Je continue de penser que Chelsea peut conserver son titre; mais, comme vous tous, j’imagine, je suis sous le choc, et je ne peux imaginer qu’il en soit autrement des joueurs et du staff qui l’a vécu en première ligne. Ancelotti, le quadruple vainqueur de la Ligue des Champions, comme joueur et comme entraîneur, fait aujourd’hui face à l’un des plus gros défis de sa carrière. Sans l’appui d’Abramovitch, il aura du mal à le relever, et c’est ce qui m’inquiète le plus.

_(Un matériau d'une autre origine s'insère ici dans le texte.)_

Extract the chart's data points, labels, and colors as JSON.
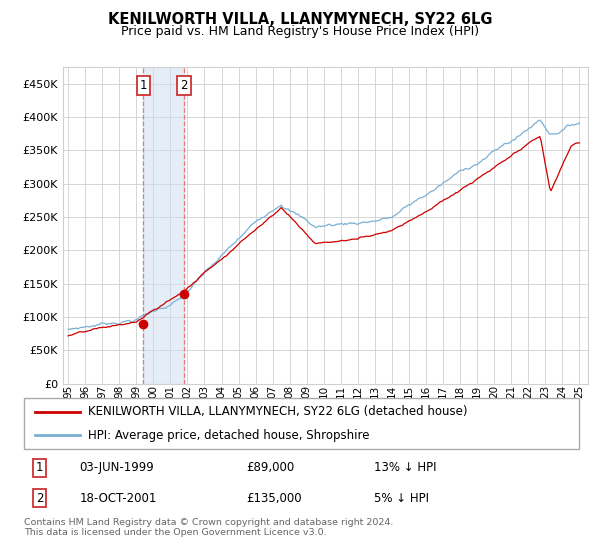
{
  "title": "KENILWORTH VILLA, LLANYMYNECH, SY22 6LG",
  "subtitle": "Price paid vs. HM Land Registry's House Price Index (HPI)",
  "line_color_red": "#cc0000",
  "line_color_blue": "#7ab0d4",
  "bg_color": "#ffffff",
  "grid_color": "#d0d0d0",
  "sale1_x": 1999.42,
  "sale1_price": 89000,
  "sale2_x": 2001.79,
  "sale2_price": 135000,
  "legend_line1": "KENILWORTH VILLA, LLANYMYNECH, SY22 6LG (detached house)",
  "legend_line2": "HPI: Average price, detached house, Shropshire",
  "table_row1": [
    "1",
    "03-JUN-1999",
    "£89,000",
    "13% ↓ HPI"
  ],
  "table_row2": [
    "2",
    "18-OCT-2001",
    "£135,000",
    "5% ↓ HPI"
  ],
  "footer": "Contains HM Land Registry data © Crown copyright and database right 2024.\nThis data is licensed under the Open Government Licence v3.0."
}
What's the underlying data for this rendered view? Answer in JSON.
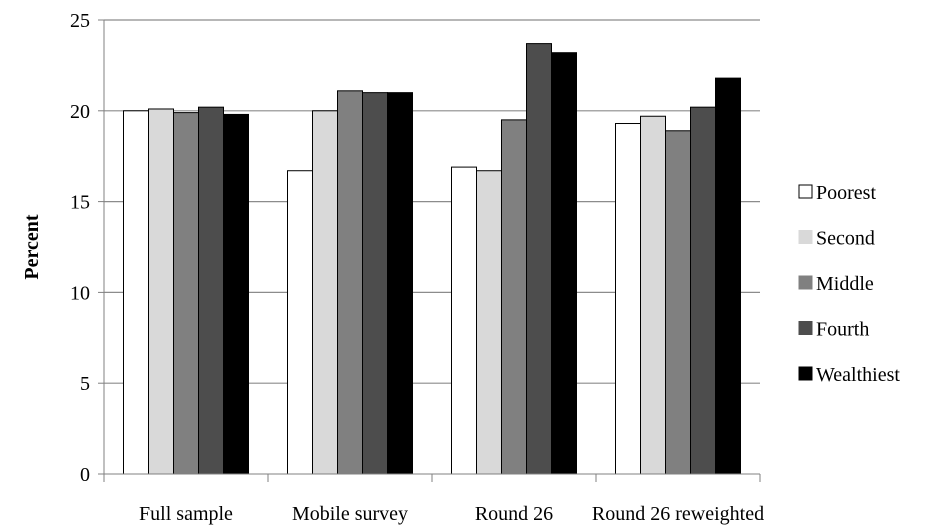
{
  "chart_data": {
    "type": "bar",
    "title": "",
    "xlabel": "",
    "ylabel": "Percent",
    "ylim": [
      0,
      25
    ],
    "yticks": [
      "0",
      "5",
      "10",
      "15",
      "20",
      "25"
    ],
    "grid": true,
    "legend_position": "right",
    "categories": [
      "Full sample",
      "Mobile survey",
      "Round 26",
      "Round 26 reweighted"
    ],
    "series": [
      {
        "name": "Poorest",
        "color": "#ffffff",
        "values": [
          20.0,
          16.7,
          16.9,
          19.3
        ]
      },
      {
        "name": "Second",
        "color": "#d9d9d9",
        "values": [
          20.1,
          20.0,
          16.7,
          19.7
        ]
      },
      {
        "name": "Middle",
        "color": "#808080",
        "values": [
          19.9,
          21.1,
          19.5,
          18.9
        ]
      },
      {
        "name": "Fourth",
        "color": "#4d4d4d",
        "values": [
          20.2,
          21.0,
          23.7,
          20.2
        ]
      },
      {
        "name": "Wealthiest",
        "color": "#000000",
        "values": [
          19.8,
          21.0,
          23.2,
          21.8
        ]
      }
    ]
  }
}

Et Sunderland? Magnifique. Fans de Rennes, comme Gyan doit vous manquer. Fans de MU, ne regrettez-vous pas d’avoir laissé Danny Wellbeck partir en prêt chez les Mackems? Steve Bruce mérite tous les compliments qu’il a reçus depuis son ‘coup’ du Bridge. Aucun autre entraîneur d’un club dit ‘petit’ (ce que Sunderland, historiquement, n’est certainement pas) n’aurait eu le culot de venir jouer en 4-4-2 chez le champion. M. Bruce, bravo de votre courage. Bravo d’avoir inspiré vos joueurs de la sorte, avec mention spéciale à Boudewijn Zenden, eh oui, qui a ‘mouillé le maillot’ comme jamais, et montré des choses ravissantes avec son pied gauche de velours. Henderson, quel potentiel!
Mais souvenez-vous: Sunderland a battu Villa et City, fait match nul contre Arsenal, Liverpool et Manchester United. C’est déjà remarquable. Atomiser Chelsea, c’est autre chose.
Je dois vous quitter maintenant. La conférence de presse de Laurent Blanc à Sopwell House commence dans un instant, et ‘le devoir appelle’.
Pas un mot de Angleterre-France? Eh non. Je préfère vous parler de football. Du vrai. Le mot 'amical' ne figure pas dans ce dictionnaire.
A très vite à l’antenne, ladies & gentlemen!